Il me vient à l'esprit que lors d'une conférence brillante de Cheikh Hamidou Kane à Dakar en 1992, l'auteur de l'Afrique ambiguë avait relaté les antagonismes qui nourrissaient les discussions intellectuelles des deux fondateurs de la négritude, L.S. Senghor et A. Césaire. Le premier voyait dans l'universalisme un moyen de dépasser tous les particularismes et le second, à l'inverse, partait des particularismes (en particulier celui de la culture antillaise) et montrait comment ils se fondaient, au risque de s'y perdre, dans une forme d'universalisme. Au final les deux amis et rivaux en poésie ou en essais se rejoignaient tout de même dans une vision d'une humanité diverse et complémentaire s'élevant au-delà d'un quotidien fait de médiocrité.
L.S. Senghor, Président du Sénégal, à l'ouverture du 1er festival des Arts Nègres de Dakar le 31 mars 1966.
Crédit photo : © Rue des archives/AGIP.
C'est pour cela qu'à travers ce modeste post je souhaitais, en ces tristes moments, évoquer le fondement universel de nos cultures à travers la passion qui nous anime c'est-à-dire celle de l'Art et plus particulièrement des Arts Traditionnels. A titre d'illustration, on retrouve cet universalisme dans la posture si particulière du penseur qui a traversé toutes les cultures. J'en veux pour exemple la sculpture extrêmement ancienne du "penseur" de Dobrouja, une statue en terre cuite de la nécropole de Cernavoda en Roumanie, une figure qui nous contemple depuis près de 8000 ans (1).
Or cette posture aussi se retrouve dans l'art africain, chez les Dogons de Kambari, sur les statuettes d'hommes se tenant la tête, qui représenteraient la honte de Dyongu Serou, l'un des ancêtres de l'humanité et le début de notre mortalité (2).
Toutes ces images montrant l'homme voûté, la tête entre les mains, ont suscité les interprétations les plus diverses : chez les Bena Luluwa cette posture pourrait être une représentation des effets du chanvre (3). Pourquoi pas ?
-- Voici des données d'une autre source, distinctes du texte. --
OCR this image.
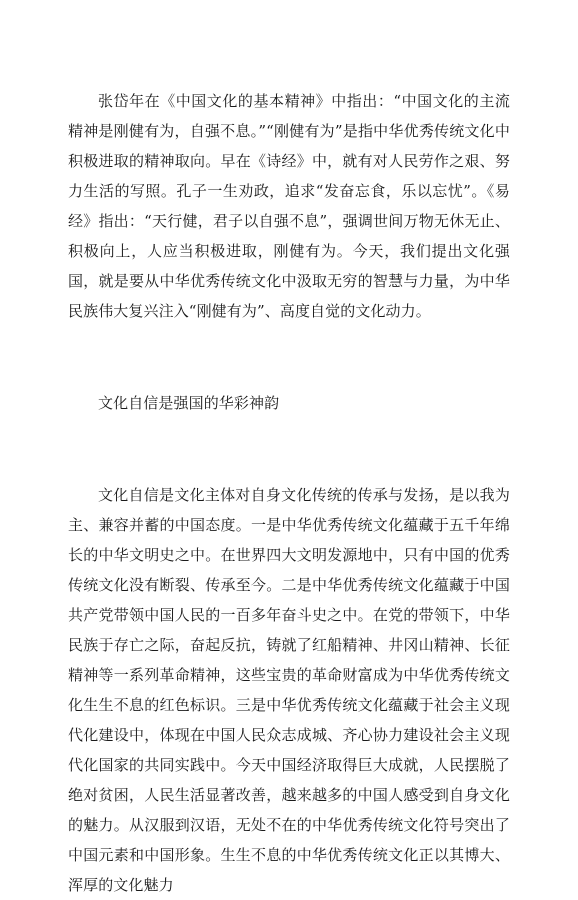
张岱年在《中国文化的基本精神》中指出：“中国文化的主流精神是刚健有为，自强不息。”“刚健有为”是指中华优秀传统文化中积极进取的精神取向。早在《诗经》中，就有对人民劳作之艰、努力生活的写照。孔子一生劝政，追求“发奋忘食，乐以忘忧”。《易经》指出：“天行健，君子以自强不息”，强调世间万物无休无止、积极向上，人应当积极进取，刚健有为。今天，我们提出文化强国，就是要从中华优秀传统文化中汲取无穷的智慧与力量，为中华民族伟大复兴注入“刚健有为”、高度自觉的文化动力。

文化自信是强国的华彩神韵

文化自信是文化主体对自身文化传统的传承与发扬，是以我为主、兼容并蓄的中国态度。一是中华优秀传统文化蕴藏于五千年绵长的中华文明史之中。在世界四大文明发源地中，只有中国的优秀传统文化没有断裂、传承至今。二是中华优秀传统文化蕴藏于中国共产党带领中国人民的一百多年奋斗史之中。在党的带领下，中华民族于存亡之际，奋起反抗，铸就了红船精神、井冈山精神、长征精神等一系列革命精神，这些宝贵的革命财富成为中华优秀传统文化生生不息的红色标识。三是中华优秀传统文化蕴藏于社会主义现代化建设中，体现在中国人民众志成城、齐心协力建设社会主义现代化国家的共同实践中。今天中国经济取得巨大成就，人民摆脱了绝对贫困，人民生活显著改善，越来越多的中国人感受到自身文化的魅力。从汉服到汉语，无处不在的中华优秀传统文化符号突出了中国元素和中国形象。生生不息的中华优秀传统文化正以其博大、浑厚的文化魅力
Si l'on franchit d'autres océans, on retrouve ce même penseur dont on ne sait au final s'il pense ou s'il souffre, comme par exemple dans la culture Jörai au Viet Nam (4). Mais l'essentiel n'est pas là.
Au delà de ces conjectures, ce que l'on voit, c'est un homme dont le regard semble perdu dans le lointain. Cette vision commune, à des milliers d'années et de kilomètres de distance, nous montre à quel point les artistes ont figuré, quasiment à l'identique, une posture humaine que nous avons réinterprété à travers le mythe du penseur. Dans cet universalisme, les particularités se sont glissées dans une matière différente, ici une terre cuite, là du bois, ou encore dans des scarifications. Ce trait universel fait que l'homme, au-delà de ses croyances ou au-delà de sa couleur de peau, reste un humain et rien d'autre. Les occidentaux n'ont pas échappé à cette rhétorique dont le penseur de Rodin (5), ultime variante de cette mystérieuse sculpture roumaine du 6ème millénaire avant J.-C, montre à quel point le temps nous façonne finalement peu et en quoi l'humanité reste unique dans sa quête désespérée de comprendre pourquoi elle existe.
En définitive, si l'on dépasse les interrogations existentielles, reste un corpus d'oeuvres uniques dans leur fabrication et leur rareté mais communs témoins d'une seule aventure humaine que certains cherchent à diviser.
(1) Culture Hamangia, Roumanie, Dobroudja, terre cuite. 11,5 cm. Vème millénaire AVJC. Voir KRUTA, Venceslas. L'Europe des origines: la protohistoire, 6000-500 avant. J.-C. Gallimard, 1992. Photo : ©Gallimard-Erich Lessing.
(2) Statuette Dogon style "kambari". Voir LELOUP, Hélène. Dogon. 2011. Paris : Somogy, éditions d’art, Musée du quai Branly. Bruxelles, Belgique, collection particulière Bois patiné, 12 cm © musée du quai Branly, photo Hughes Dubois.
(3) Statuette Luluwa "bwanga bwa cilembi". 24cm. Musée Barbier-Mueller, Genève, Switzerland. Crédit photo : © Petridis, 2008. Voir FELIX, Marc Leo. 100 peoples of Zaire and their sculpture: the handbook. Zaire Basin Art History Research Foundation, 1987.
(4) Statuette Joraï. Bois. 76 cm. Crédit photo : © Catalogue Cornette de St Cyr. Enchère du 14 avril 2015.